I asked Pet if they could drop me off at the Chatuchak Markets on the way back, which they did.

This is the ‘famous market’ as the guidebooks say, a massive complex of shops selling almost everything you could imagine. I saw puppies, fish, fried scorpions (no I didn’t), huge wooden statues, traditional Thai clothing, more jeans than I thought existed in the world, home goods, fake watches, DVDs, piles of vibrantly coloured fruit, jewellery, books… you get the picture. I saw nearly the whole complex in two and a bit hours and only bought a bag and four t-shirts, which I think was remarkably restrained of me! I think K would’ve happily taken a couple of days to try on every shoe in the place….

I had Pad Thai (remember the song, Matt?) with prawns for lunch which was delicious.

After that it time to get back to the hotel via the Skytrain (which is an excellent way to get around the city). 40 baht one way from the markets to my station and it only took about 20 minutes. Excellent.

Napilarity ensued.

Suddenly it was 6:30pm and time for a feed. Conveniently my hotel was (almost literally) a stone’s throw away from what they call ‘Little Arabia’, a street cluttered with all manner of middle eastern food preparation services. I’d read about a place called ‘Al Hussein’ so I endeavoured to find it.
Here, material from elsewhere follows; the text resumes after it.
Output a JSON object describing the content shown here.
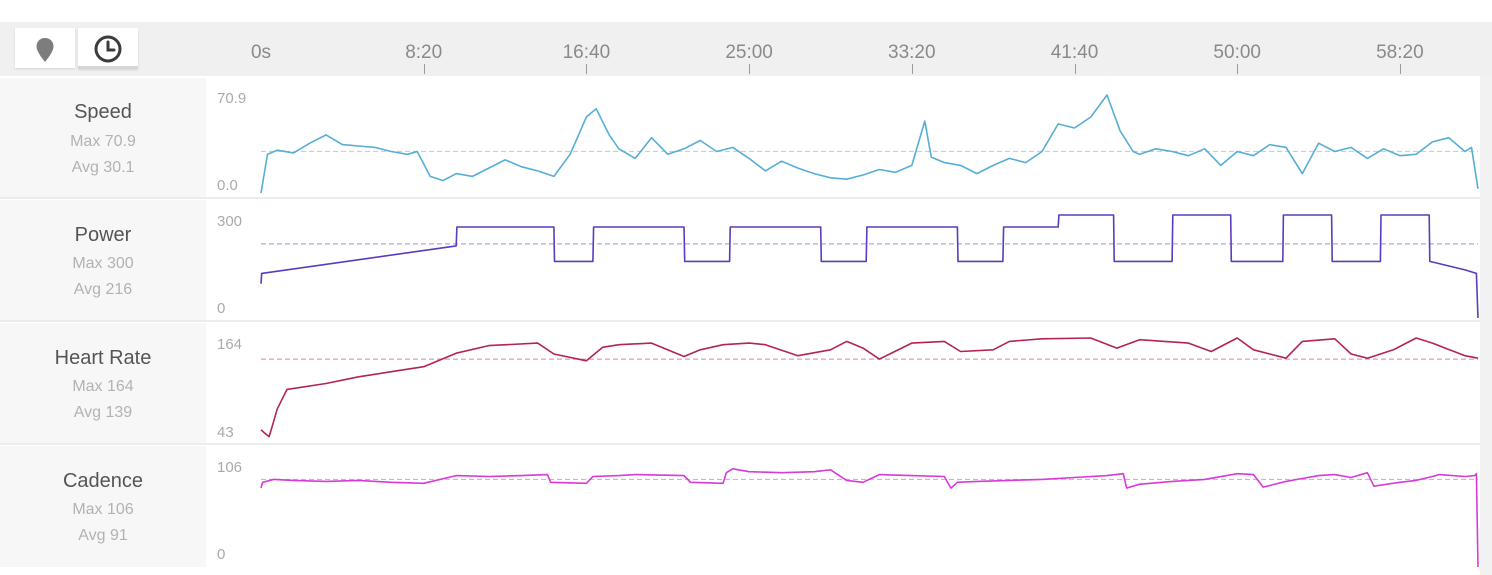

It didn’t take long. With a cry of “Welcome Sir!” and a menu thrust into my hand, I was quickly introduced to the shiniest table in Thailand. The whole restaurant was decked out with stainless steel tables and chairs that had all been polished to a mirror-smooth finish. I felt like I was dining in Ali Baba’s silver mine. Even though it was an open-air eatery, they had fans going hell-for-leather to keep the patrons cool, and there were quite a few of various nationalities, not just Arabic, enjoying the cuisine on offer.

I chose Indian fare; Garlic Naan, Chicken Marsala and a fried Dall. All were extraordinarily delicious. The spice mix for the marsala left me gasping but it was certainly one of the deepest and richest blends I’ve ever had. Will I eat there again? Will I! All that sumptuous feast cost about AUS$10!

After that I wandered down Sukhumvit Road. There were all manner of people plying their various trades along the pavement; hawkers selling all manner of goods, hustlers selling all manner of pleasures, beggars with their bowls, girls smiling and saying “Hello, handsome man” (must’ve been someone behind me… ), you get the picture. I bought myself my Genuine Fake Rolex, as well as a Genuine Fake Bvlgari Watch and a Genuine Fake Prada Wallet. I think I’m turning Japanese. We’ll see how long these last if they make it back through Customs. They certainly looked and felt real to me (coz I am such an expert on these things…).

I ended up near the neon-lit entrance to Soi Cowboy – a collection of girly-bars just off the main drag. I wandered past all the bars (which was quite easy to do – the stories of people being dragged inside weren’t true) and ended up at the Irish-style pub down the end run by a Dutchman! I read The Bangkok Post from cover to cover while disposing of a pint of Guinness. That was a very good way to spend a couple of hours!

The stalls were starting to be packed up as I wandered back to the hotel. I got a few more smiles and offers from the girls, the touts and tuk-tuk drivers, but it was time for bed.